Version date: March 14, 2006





SCHEDULE "D"


Directory Service


Telephone Directory:

• Unless otherwise stated, address will be 100 King Street West, Toronto, ON, M5X 1C7.

• Client's information as it will appear in the Telephone Directory (Characters per line = 32 maximum including commas, spaces, etc.)


Company Name: __________________________________________________


Address (if different): ______________________________________________


Telephone Number to be Listed: ______________________________________


Yellow Pages Category: _____________________________________________


Lobby Directory:

• Client's name as it will appear on the directory board (Characters per line = 32 maximum including commas, spaces, etc.)


Company Name:


________________________________________________________________


• The Telephone Directory Listing will appear immediately in the Online Directory and the 411 Directory and will appear in the White and Yellow Pages Business Listings when the new book is issued and remains thereafter until removal is requested by the listed business.

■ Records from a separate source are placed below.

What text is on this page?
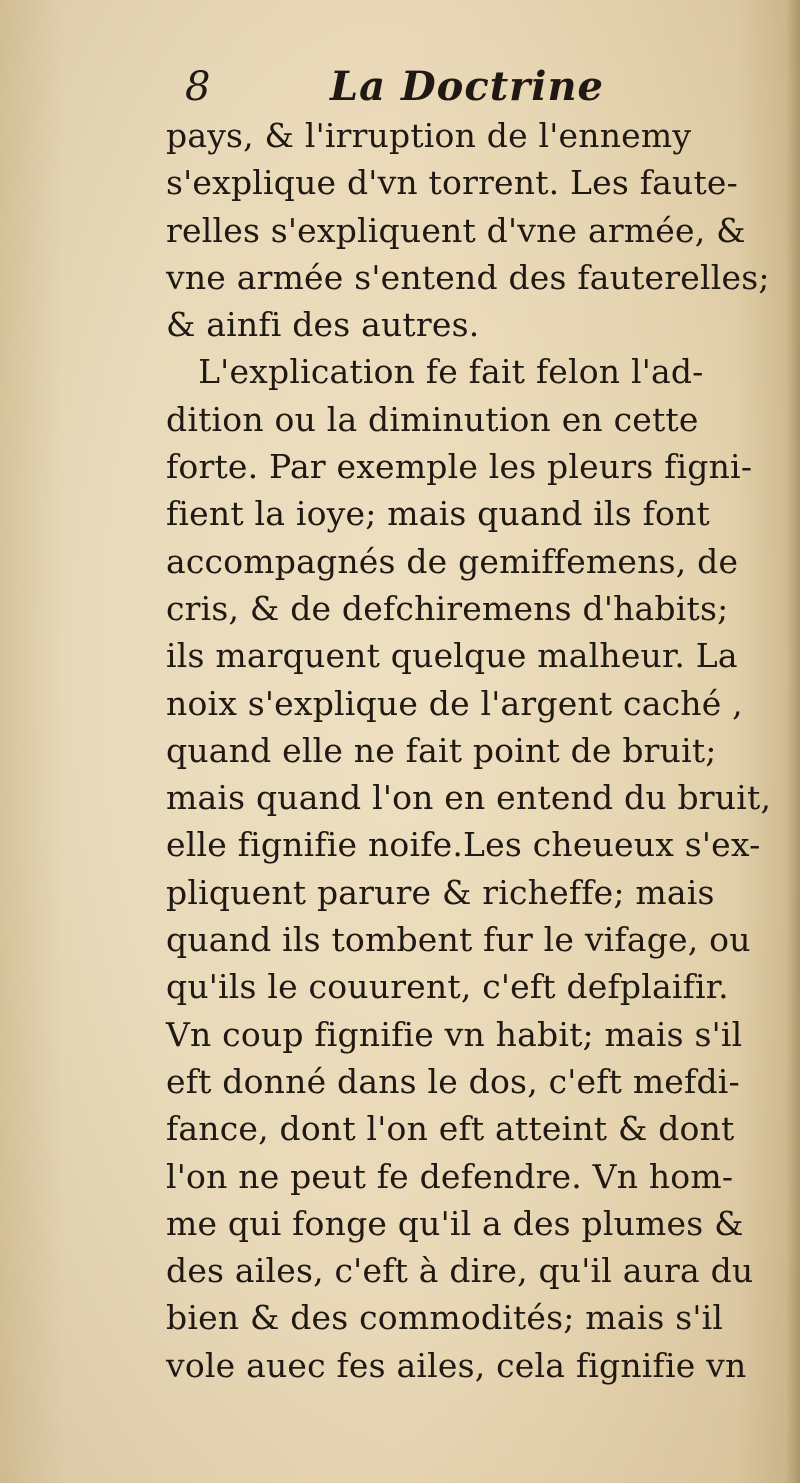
8	La Doctrine
pays, & l'irruption de l'ennemy
s'explique d'vn torrent. Les faute-
relles s'expliquent d'vne armée, &
vne armée s'entend des fauterelles;
& ainfi des autres.
L'explication fe fait felon l'ad-
dition ou la diminution en cette
forte. Par exemple les pleurs figni-
fient la ioye; mais quand ils font
accompagnés de gemiffemens, de
cris, & de defchiremens d'habits;
ils marquent quelque malheur. La
noix s'explique de l'argent caché ,
quand elle ne fait point de bruit;
mais quand l'on en entend du bruit,
elle fignifie noife.Les cheueux s'ex-
pliquent parure & richeffe; mais
quand ils tombent fur le vifage, ou
qu'ils le couurent, c'eft defplaifir.
Vn coup fignifie vn habit; mais s'il
eft donné dans le dos, c'eft mefdi-
fance, dont l'on eft atteint & dont
l'on ne peut fe defendre. Vn hom-
me qui fonge qu'il a des plumes &
des ailes, c'eft à dire, qu'il aura du
bien & des commodités; mais s'il
vole auec fes ailes, cela fignifie vn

• The Lobby Listing will appear at the beginning of the next month and will remain in effect until removal is requested by the listed business or the provision of services by Intelligent Office is terminated. If the request to remove / termination of any listing occurs mid-month, the listing will remain in effect until the end of the month. The monthly fee cannot be prorated for a partial month. No special or emboldened fonts are available for use in the lobby directory.

• Revisions to the original listings can be accepted up to five (5) days before the end of the month. Re-Installation charges will apply to any changes made to your directory listings. Intelligent Office reserves the right to determine appropriate configurations of text appearing in the directories to ensure a professional appearance. Listings will appear alphabetically.